As popular discontent spreads across Europe, David Cameron and Angela Merkel will come under pressure from other EU leaders tomorrow to signal an end to the “all-austerity” approach to the economic crisis.
European leaders meeting in Brussels tomorrow and Friday are confronted with a political vacuum in Italy, intractable crises in Spain and Greece and worrying signs of a renewed economic slide in Britain and France. Above all, they are confronted with growing popular anger at the EU policy of curing recession with austerity.
Mr Cameron and, above all, the German Chancellor Ms Merkel will be urged to agree a summit statement accepting a more softly-softly approach to cuts in public spending in the eurozone and the wider European Union. The language is likely to be cautious and will not commit Mr Cameron to any change in the Coalition’s austerity policies in Britain.
The draft conclusions for the summit call for “an appropriate mix of expenditure and revenue measures, including short-term targeted measures to boost growth and jobs, particularly for the young”. The communiqué also urges governments to give priority to “growth-friendly investment.”
There may also be concessions on the official EU targets for state deficit-cutting. Whether all of this amounts to a change in direction, or merely a change in presentation, remains open to question.
In a speech to the European Parliament, the European Commission President, Jose Manuel Barroso, urged countries to stick to their reform programmes. “We will not allow the momentum for the European Union’s reform to slow down,” he said.

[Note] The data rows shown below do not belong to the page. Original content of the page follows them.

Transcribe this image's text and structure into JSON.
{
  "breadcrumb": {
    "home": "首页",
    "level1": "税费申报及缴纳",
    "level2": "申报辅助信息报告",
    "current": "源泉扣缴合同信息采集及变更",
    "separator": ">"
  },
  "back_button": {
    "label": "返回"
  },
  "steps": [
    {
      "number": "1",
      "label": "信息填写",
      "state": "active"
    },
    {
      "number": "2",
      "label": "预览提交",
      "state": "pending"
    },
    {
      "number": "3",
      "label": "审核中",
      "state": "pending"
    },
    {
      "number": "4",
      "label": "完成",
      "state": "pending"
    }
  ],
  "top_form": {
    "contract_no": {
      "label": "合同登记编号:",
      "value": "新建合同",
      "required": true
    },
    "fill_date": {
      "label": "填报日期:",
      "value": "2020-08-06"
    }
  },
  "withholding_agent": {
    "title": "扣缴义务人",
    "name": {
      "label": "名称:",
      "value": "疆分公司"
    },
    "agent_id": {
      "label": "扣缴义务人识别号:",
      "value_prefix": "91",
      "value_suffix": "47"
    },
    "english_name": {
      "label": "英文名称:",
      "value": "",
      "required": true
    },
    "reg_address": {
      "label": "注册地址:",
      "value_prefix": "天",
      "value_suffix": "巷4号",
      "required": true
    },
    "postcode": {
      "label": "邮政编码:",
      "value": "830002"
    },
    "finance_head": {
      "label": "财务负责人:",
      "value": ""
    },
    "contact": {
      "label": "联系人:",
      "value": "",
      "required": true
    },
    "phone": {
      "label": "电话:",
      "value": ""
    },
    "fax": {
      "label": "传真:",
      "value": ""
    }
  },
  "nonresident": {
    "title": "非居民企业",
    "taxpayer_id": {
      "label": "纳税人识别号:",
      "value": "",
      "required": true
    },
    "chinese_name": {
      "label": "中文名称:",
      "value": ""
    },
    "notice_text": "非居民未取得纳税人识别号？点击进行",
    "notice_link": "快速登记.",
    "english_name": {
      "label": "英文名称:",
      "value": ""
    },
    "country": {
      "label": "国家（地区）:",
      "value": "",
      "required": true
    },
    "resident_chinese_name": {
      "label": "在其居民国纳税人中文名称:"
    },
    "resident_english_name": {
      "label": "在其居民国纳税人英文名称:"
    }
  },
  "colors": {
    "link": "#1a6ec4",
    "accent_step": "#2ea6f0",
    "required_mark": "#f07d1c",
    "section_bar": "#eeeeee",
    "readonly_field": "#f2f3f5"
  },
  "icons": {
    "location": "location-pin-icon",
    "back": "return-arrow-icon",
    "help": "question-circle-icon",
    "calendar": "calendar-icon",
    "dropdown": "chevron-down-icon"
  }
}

Chancellor Merkel, facing a re-election campaign this autumn, is under domestic pressure to maintain Germany’s insistence that long-term growth can only be “bought” by painful economic medicine. She is expected, however, to agree to a form of words to satisfy France and Spain and help to ease the political deadlock in Italy.
The summit statement will, in part, amount to recognition of reality. The French President, François Hollande, finally admitted this week that, despite tax rises and spending cuts, France will fail to meet the EU target of a state deficit of 3 per cent of GDP this year. He said the final figure would probably be 3.7 per cent.
EU leaders have held a string of “crisis” summits in the last four years in which they struggled to find ways to prevent financial markets from pushing the euro over a cliff. The market pressure has receded since late last year when the European Central Bank offered open-ended support to Europe’s struggling banks.
The pressure on EU capitals now comes from popular anger against state spending cuts, low growth and rising unemployment. The industrial output of the EU as a whole fell by an alarming 0.4 per cent in January
“The situation in Italy and the latest economic statistics across Europe speak for themselves,” one senior French official said.
“We must find a more intelligent balance between reform and short-term growth.”
On the slide: European economies
Italy The economy shrank 0.9 per cent in the fourth quarter of 2012; unemployment is at a record high.
France Weak industrial output in January has led to fears that France could slip into a triple-dip recession.
Germany The economy grew in the first two years of the eurozone crisis but shrank 0.6 per cent in the fourth quarter of last year.
Greece The economy shrank 6.4 per cent in 2012. The downturn is expected to persist this year with the government and central bank projecting a fall of 4.5 per cent.